La tapera
La tapera
editarEn la verde loma, está el árbol solitario, meneando suavemente sus ramas. Es un sauce llorón, viejo ya, cuya cáscara está, en mil partes, roída por el diente destructor de las ovejas.
Las vacas vienen, perezosas, a refregarse en su tronco, y lo hacen pulido, relumbroso. Tratan, estirando la punta roma del hocico húmedo, de alcanzar con la lengua la extremidad de sus primeras ramitas.

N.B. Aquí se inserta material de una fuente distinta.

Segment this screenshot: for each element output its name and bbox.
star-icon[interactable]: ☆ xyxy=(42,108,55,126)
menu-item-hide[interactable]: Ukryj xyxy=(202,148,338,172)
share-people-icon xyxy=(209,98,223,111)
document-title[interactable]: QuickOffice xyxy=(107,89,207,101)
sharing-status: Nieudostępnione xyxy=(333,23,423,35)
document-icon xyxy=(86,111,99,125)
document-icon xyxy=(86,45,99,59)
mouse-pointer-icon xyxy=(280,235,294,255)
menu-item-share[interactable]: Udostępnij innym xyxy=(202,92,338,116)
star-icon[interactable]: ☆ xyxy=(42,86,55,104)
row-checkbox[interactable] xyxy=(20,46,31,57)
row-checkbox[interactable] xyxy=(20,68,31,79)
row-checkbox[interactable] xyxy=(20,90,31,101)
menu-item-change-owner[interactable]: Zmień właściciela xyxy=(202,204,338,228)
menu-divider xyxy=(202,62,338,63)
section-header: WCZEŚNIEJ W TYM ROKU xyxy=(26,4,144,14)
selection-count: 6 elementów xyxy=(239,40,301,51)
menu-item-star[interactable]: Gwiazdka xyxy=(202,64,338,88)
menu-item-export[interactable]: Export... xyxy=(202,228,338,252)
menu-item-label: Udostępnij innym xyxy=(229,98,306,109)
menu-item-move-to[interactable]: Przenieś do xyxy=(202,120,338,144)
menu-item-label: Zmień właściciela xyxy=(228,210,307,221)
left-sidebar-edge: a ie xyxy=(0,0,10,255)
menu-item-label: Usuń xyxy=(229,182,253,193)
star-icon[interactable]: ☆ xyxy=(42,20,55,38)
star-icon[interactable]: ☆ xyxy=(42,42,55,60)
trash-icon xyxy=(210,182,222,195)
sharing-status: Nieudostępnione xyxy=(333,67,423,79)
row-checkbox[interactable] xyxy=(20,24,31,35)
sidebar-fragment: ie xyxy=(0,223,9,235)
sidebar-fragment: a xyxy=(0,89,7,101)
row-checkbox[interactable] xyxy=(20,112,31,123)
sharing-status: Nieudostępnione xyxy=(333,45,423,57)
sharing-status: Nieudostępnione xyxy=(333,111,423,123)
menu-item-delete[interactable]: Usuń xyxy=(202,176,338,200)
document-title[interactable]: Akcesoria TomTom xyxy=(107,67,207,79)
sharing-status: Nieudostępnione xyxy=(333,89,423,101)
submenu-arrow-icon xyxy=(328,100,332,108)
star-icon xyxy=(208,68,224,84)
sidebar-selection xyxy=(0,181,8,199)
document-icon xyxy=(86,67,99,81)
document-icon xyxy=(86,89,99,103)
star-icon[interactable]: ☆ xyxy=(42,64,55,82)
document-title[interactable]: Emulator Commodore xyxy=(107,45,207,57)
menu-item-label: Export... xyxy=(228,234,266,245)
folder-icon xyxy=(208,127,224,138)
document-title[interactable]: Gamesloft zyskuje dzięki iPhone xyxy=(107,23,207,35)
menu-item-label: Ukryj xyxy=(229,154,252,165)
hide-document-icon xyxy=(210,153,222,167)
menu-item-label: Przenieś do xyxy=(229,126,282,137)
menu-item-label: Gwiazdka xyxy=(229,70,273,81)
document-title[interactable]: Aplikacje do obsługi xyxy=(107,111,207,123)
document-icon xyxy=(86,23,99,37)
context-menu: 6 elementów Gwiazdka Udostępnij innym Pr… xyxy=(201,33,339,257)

Nada lo protege ya contra sus ataques; el tiempo ha borrado las zanjas; el pasto cubre, casi íntegro, el lugar que fue el corral de las ovejas.
Parece llorar el árbol abandonado, la ausencia de aquel que lo plantó. La sombra, inútil ya, no abrigará más a aquella alegre bandada de niños, que venían a jugar a sus pies, y a quienes ha visto crecer. Los pajaritos han dejado de hacer en él su nido; sólo, el carancho ha elegido domicilio en sus ramas altas, y de su cumbre, acecha al cordero dormido.
Tristemente, sopla el viento en su cabellera, y de noche, el transeúnte oye gemir el árbol. Las caricias del sol le son indiferentes, y luto es, para él hasta su traje primaveral.
¡Está solo!...
El humilde rancho ha desaparecido, con sus perros bulliciosos y turbulentos, con el balido de sus ovejas. La familia se fue a otros pagos, llevándose todo, su rebañito, su pobre equipaje y sus esperanzas. No ha dejado más, alrededor del solitario, que un hornito en ruinas, que ya no se verá coronado de alegre humareda,- y abrojos, y espinas, inevitable vestigio del pasaje del hombre...
¡Cuántos corazones humanos son una tapera!